Now, we have nostalgic users who grudgingly pick up their iPhones or Androids while lamenting the loss of competition, at odds with users who happily embraced the changes and think we're all better because of them. Both are right. Both are wrong.
Luck played a part.
Google and Apple didn't just get lucky. Marketing, strategic carrier partnerships, and brand loyalty all played a big part. And even that isn't always enough, as failed phones from Amazon and Facebook prove. Somebody had to "win the app war" and no one factor could have assured a victory. Sprinkle some luck on top of the smart decisions that Apple and Google made, and you get to where we are today.
The "app war" I speak of played the biggest part from my perspective. Maybe I'm jaded, but the only clear advantage Android and iOS hold over the Windows Phone and other also-rans lies in each company's app store. Ease of use or security or even functionality just can't compare to playing Angry Birds or having a great YouTube app. This too circles around to consumer wishes.
If you're developing an app today, you want to make it available to both Android and iOS because you are doing it to make money in most cases. You know you will make more money if your app is available to more people and that building another version of your app for relatively few users isn't going to be very profitable. In addition, you value easy distribution and monetization even if you have to wet the beaks of Google and Apple by handing over their cut off the top. It's a matter of simple economics and always has been.
Windows Phone famously died because of an app gap.
Windows Phone famously died because of an app gap. Plenty of fingers have been pointed at Microsoft about its digital storefront or development tools, but market share is the real root cause behind any app gap. Without enough users, its app store wasn't as profitable to build apps. Without the right apps, there would never be enough users. The app gap created a tech catch-22 for everyone involved and eventually, the smart business move was to shift away from trying to build a phone that could compete because no phone could compete. The same can be said for Palm, and pre-Microsoft Nokia, and BlackBerry, and every other promising smartphone idea that didn't come from Apple or Google.

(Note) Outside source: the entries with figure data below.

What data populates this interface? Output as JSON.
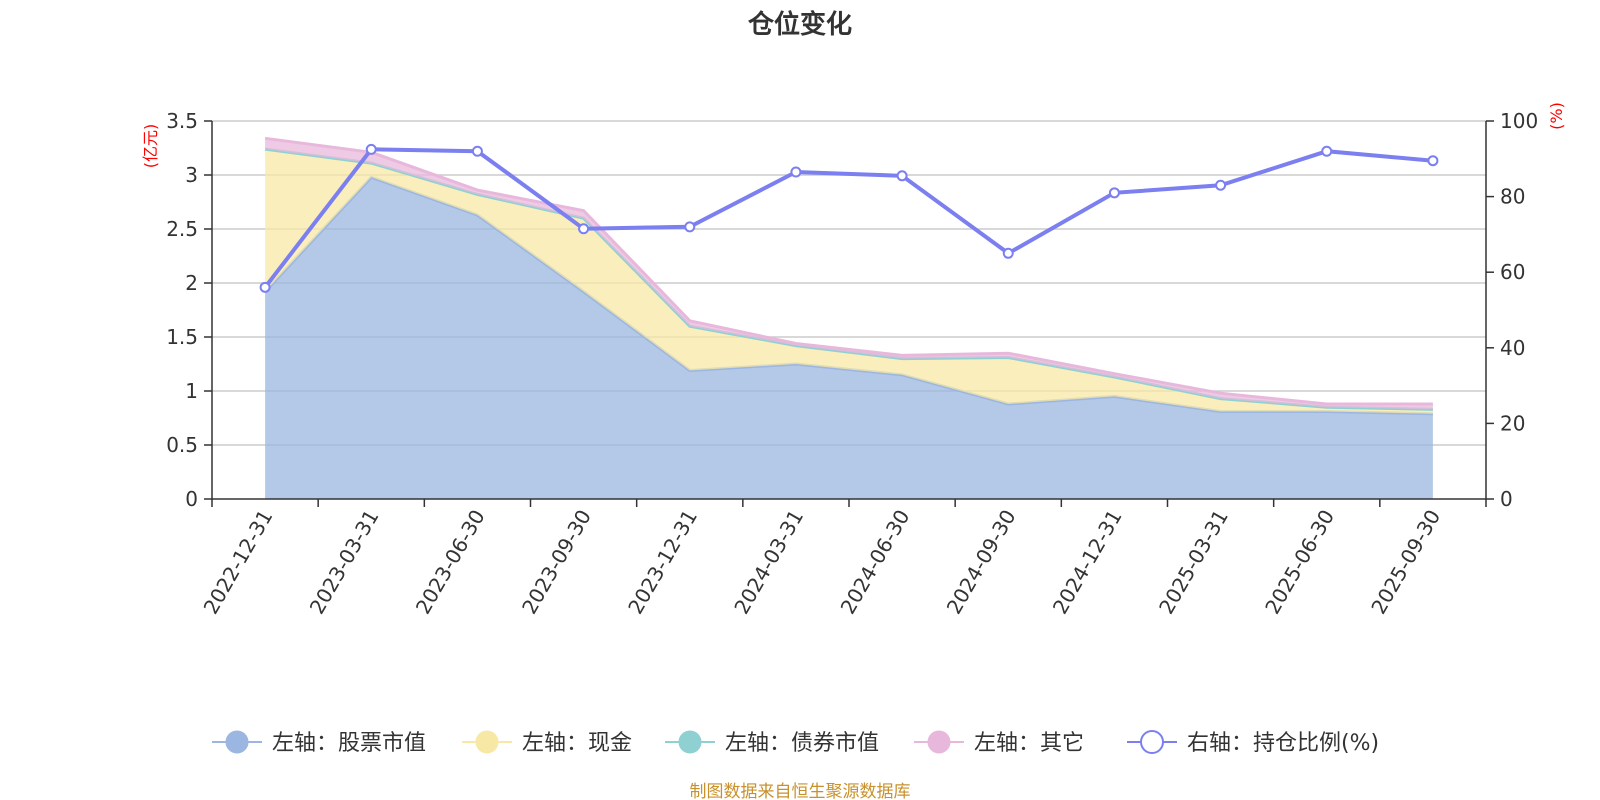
{
  "chart_data": {
    "type": "area",
    "title": "仓位变化",
    "categories": [
      "2022-12-31",
      "2023-03-31",
      "2023-06-30",
      "2023-09-30",
      "2023-12-31",
      "2024-03-31",
      "2024-06-30",
      "2024-09-30",
      "2024-12-31",
      "2025-03-31",
      "2025-06-30",
      "2025-09-30"
    ],
    "left_axis": {
      "unit": "(亿元)",
      "ylim": [
        0,
        3.5
      ],
      "ticks": [
        "0",
        "0.5",
        "1",
        "1.5",
        "2",
        "2.5",
        "3",
        "3.5"
      ],
      "tick_values": [
        0,
        0.5,
        1,
        1.5,
        2,
        2.5,
        3,
        3.5
      ]
    },
    "right_axis": {
      "unit": "(%)",
      "ylim": [
        0,
        100
      ],
      "ticks": [
        "0",
        "20",
        "40",
        "60",
        "80",
        "100"
      ],
      "tick_values": [
        0,
        20,
        40,
        60,
        80,
        100
      ]
    },
    "stacked_series": [
      {
        "name": "左轴：股票市值",
        "color": "#9bb6e0",
        "values": [
          1.92,
          2.98,
          2.63,
          1.92,
          1.19,
          1.25,
          1.15,
          0.88,
          0.95,
          0.81,
          0.81,
          0.79
        ]
      },
      {
        "name": "左轴：现金",
        "color": "#f8e8a6",
        "values": [
          1.32,
          0.13,
          0.19,
          0.68,
          0.41,
          0.17,
          0.15,
          0.43,
          0.18,
          0.12,
          0.04,
          0.04
        ]
      },
      {
        "name": "左轴：债券市值",
        "color": "#8fd1d3",
        "values": [
          0,
          0,
          0,
          0,
          0,
          0,
          0,
          0,
          0,
          0,
          0,
          0
        ]
      },
      {
        "name": "左轴：其它",
        "color": "#e8b8dc",
        "values": [
          0.1,
          0.1,
          0.04,
          0.07,
          0.05,
          0.02,
          0.03,
          0.04,
          0.03,
          0.05,
          0.03,
          0.05
        ]
      }
    ],
    "line_series": {
      "name": "右轴：持仓比例(%)",
      "color": "#7b7ff0",
      "values": [
        56.0,
        92.5,
        92.0,
        71.5,
        72.0,
        86.5,
        85.5,
        65.0,
        81.0,
        83.0,
        92.0,
        89.5
      ]
    },
    "source_text": "制图数据来自恒生聚源数据库",
    "source_color": "#c8912c"
  }
}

This is a problem with a clear solution that's almost impossible to achieve: build a better smartphone with better apps at a better price. Maybe fines and changes to laws or enforcement of existing laws can help, maybe not. But it's not going to be something a smart engineer building prototypes in his or her garage is able to fix.
Think about it for a minute: if I could build a high-end device that ran the latest version of your favorite operating system of the past but it had no third-party apps, do you think it would sell very well? Should governments force changes to make it sell well? Should the buying public have the final say?
The market should — and will — decide.
If you said no, maybe, and yes, then we're on the same page. We're also at the mercy of someone who isn't us making decisions that affect what we can buy. I want to buy a modern version of the Nokia N9 with all the 5G and Wi-Fi 6e bells and whistles that competes with the best Android phone, but I also want to be able to install a handful of essential apps on it that aren't available. A browser and web apps can't cover everything, unfortunately.
In the meantime, Android isn't so bad even though Google can be. We have real choices when it comes to hardware and can enjoy the benefits that come with being half of the duopoly. Let's just hope that the governments of the world don't "fix" it into oblivion.